CStrings and const char Pointers
A CString
object also can act like a literal C-style string (an PCXSTR
, which is the same as const char* if not under Unicode). The CSimpleStringT::operator PCXSTR conversion operator allows CString
objects to be freely substituted for character pointers in function calls. The CString( LPCWSTR pszSrc
) constructor allows character pointers to be substituted for CString
objects.
No attempt is made to fold CString
objects. If you make two CString
objects containing Chicago
, for example, the characters in Chicago
are stored in two places. (This may not be true of future versions of MFC, so you should not depend on it.)
Note
Use the CSimpleStringT::GetBuffer and CSimpleStringT::ReleaseBuffer member functions when you need to directly access a CString
as a nonconstant pointer to a character.
Note
Use the CStringT::AllocSysString and CStringT::SetSysString member functions to allocate and set BSTR
objects used in Automation (formerly known as OLE Automation).
Note
Where possible, allocate CString
objects on the frame rather than on the heap.
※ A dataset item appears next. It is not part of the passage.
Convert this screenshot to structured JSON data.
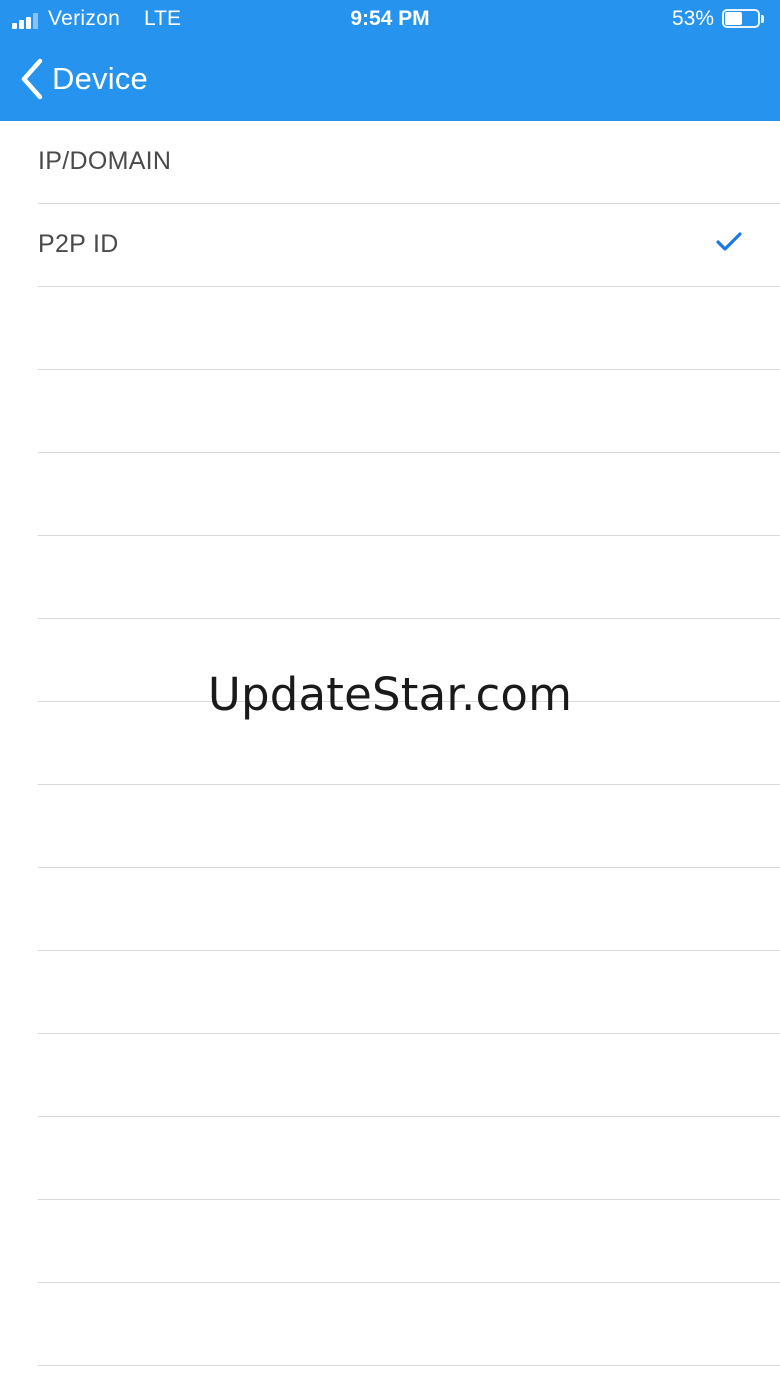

This saves memory and simplifies parameter passing.
The CString
class is not implemented as a Microsoft Foundation Class Library collection class, though CString
objects can certainly be stored as elements in collections.
CString Reference Counting
As of MFC version 4.0, when CStringT Class objects are copied, MFC increments a reference count rather than copying the data. This makes passing parameters by value and returning CString
objects by value more efficient. These operations cause the copy constructor to be called, sometimes more than once. Incrementing a reference count reduces that overhead for these common operations and makes using CString
a more attractive option.
As each copy is destroyed, the reference count in the original object is decremented. The original CString
object is not destroyed until its reference count is reduced to zero.
You can use the CString
member functions CSimpleStringT::LockBuffer and CSimpleStringT::UnlockBuffer to disable or enable reference counting.